Жан-Луи ничего не ответил, но в свою очередь стал развивать эту тему и, как завсегдатай киноклубов, принялся со знанием дела расписывать пластичность актерской игры и потрясающие крупные планы, но Бруно не дал себя убедить. Уходя, мать попросила его с многозначительной улыбочкой «не оставлять голубков одних», и он начал понимать почему. Он сказал — и это была чистая правда, — что терпеть не может ходить в кино один. И, наклонившись к радиоприемнику, дал понять, что не намерен продолжать разговор. Но его присутствие, хоть он и сидел молча, не обращая внимания на молодую пару, явно раздражало сестру. Устроившись на софе, она положила голову жениху на колени и с вызывающим видом смотрела на брата. Несмотря на музыку, Бруно слышал ее язвительный смех, и ему стоило большого труда сохранять спокойствие. В конце концов Габи не выдержала: она встала, взяла за руку Жана-Луи и направилась в соседнюю комнату. У порога она повернулась к Бруно.

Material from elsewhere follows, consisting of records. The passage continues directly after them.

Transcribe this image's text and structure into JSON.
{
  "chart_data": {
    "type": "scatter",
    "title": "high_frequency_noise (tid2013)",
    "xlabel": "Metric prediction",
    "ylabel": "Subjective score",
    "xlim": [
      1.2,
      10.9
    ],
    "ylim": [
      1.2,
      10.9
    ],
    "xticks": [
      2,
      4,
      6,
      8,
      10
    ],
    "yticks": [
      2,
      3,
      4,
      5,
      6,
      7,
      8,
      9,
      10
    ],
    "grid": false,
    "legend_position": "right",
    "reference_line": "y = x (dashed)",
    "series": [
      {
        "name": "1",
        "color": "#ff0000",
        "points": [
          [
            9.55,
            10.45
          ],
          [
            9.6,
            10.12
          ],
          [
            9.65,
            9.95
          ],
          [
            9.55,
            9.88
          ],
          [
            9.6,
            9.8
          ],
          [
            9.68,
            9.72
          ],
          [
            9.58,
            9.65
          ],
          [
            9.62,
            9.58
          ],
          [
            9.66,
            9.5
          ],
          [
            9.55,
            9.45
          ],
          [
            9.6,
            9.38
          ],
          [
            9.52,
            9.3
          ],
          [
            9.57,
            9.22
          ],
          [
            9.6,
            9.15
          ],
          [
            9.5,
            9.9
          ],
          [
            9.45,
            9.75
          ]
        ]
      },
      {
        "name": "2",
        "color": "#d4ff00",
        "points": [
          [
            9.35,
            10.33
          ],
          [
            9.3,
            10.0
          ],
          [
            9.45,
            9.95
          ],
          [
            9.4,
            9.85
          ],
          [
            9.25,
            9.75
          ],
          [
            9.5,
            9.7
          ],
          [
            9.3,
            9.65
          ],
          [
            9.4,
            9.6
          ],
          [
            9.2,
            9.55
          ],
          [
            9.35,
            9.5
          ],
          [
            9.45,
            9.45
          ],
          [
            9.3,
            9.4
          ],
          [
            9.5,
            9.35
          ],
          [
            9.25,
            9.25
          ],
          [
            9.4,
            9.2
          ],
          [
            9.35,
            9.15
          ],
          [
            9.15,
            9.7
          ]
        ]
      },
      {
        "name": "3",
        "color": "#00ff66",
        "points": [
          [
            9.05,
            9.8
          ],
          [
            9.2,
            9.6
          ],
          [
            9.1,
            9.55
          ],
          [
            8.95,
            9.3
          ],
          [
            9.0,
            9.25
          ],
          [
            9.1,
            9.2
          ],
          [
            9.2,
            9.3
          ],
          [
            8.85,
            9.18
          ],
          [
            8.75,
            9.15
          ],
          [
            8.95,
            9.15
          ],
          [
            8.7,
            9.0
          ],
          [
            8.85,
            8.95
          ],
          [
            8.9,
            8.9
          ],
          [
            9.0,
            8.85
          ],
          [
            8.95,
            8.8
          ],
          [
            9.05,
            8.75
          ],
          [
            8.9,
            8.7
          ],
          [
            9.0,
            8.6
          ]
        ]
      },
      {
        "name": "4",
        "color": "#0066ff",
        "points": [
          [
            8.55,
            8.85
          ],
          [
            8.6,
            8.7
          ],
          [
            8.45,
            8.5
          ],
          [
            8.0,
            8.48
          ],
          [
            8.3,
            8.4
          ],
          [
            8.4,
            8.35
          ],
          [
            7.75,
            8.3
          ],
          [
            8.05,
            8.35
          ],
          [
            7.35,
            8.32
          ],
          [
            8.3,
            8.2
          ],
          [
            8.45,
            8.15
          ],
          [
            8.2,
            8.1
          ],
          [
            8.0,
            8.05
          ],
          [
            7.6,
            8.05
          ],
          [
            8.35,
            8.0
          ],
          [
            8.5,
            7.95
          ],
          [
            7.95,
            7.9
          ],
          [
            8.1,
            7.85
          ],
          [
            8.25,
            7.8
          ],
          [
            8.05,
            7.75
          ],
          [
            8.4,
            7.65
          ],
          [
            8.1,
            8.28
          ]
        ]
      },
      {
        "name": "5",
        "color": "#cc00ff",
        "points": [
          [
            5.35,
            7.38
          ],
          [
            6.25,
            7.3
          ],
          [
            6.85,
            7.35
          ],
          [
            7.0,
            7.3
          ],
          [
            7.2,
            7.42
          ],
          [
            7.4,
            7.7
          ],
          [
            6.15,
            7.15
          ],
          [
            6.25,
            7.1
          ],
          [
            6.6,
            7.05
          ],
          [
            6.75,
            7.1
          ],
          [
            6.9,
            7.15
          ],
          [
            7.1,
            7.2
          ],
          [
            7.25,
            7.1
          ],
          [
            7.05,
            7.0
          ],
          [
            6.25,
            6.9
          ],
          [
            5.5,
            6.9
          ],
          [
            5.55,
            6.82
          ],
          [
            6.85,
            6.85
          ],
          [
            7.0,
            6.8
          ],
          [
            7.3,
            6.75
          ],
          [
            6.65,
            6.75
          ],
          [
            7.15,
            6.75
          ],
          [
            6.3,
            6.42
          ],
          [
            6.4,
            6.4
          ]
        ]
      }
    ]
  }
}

— Мой дорогой, — заметила она, — раз уж ты упорно не хочешь понимать, скажу тебе без обиняков: обрученные любят быть наедине. Им есть о чем поговорить… и чем заняться, понятно? Несмотря на все удовольствие, какое доставляет нам беседа с тобой, мы предпочитаем уединиться в папином кабинете. Ты идешь, Жан-Лу? Обстановка там, конечно, менее подходящая, но все же есть диван.
Она с шумом захлопнула за собой дверь, и Бруно услышал, как она повернула ключ в замочной скважине. Он пододвинул кресло к приемнику и постарался сосредоточиться на музыке Моцарта, но в тот вечер она почему-то не могла захватить его. Наоборот, мелодии этой симфонии, то жизнерадостные, то тоскливые, то исполненные нежности, лить действовали ему на нервы, — он находил ее даже немного слащавой. Сам того не желая, он куда более внимательно прислушивался к звукам, доносившимся из отцовского кабинета.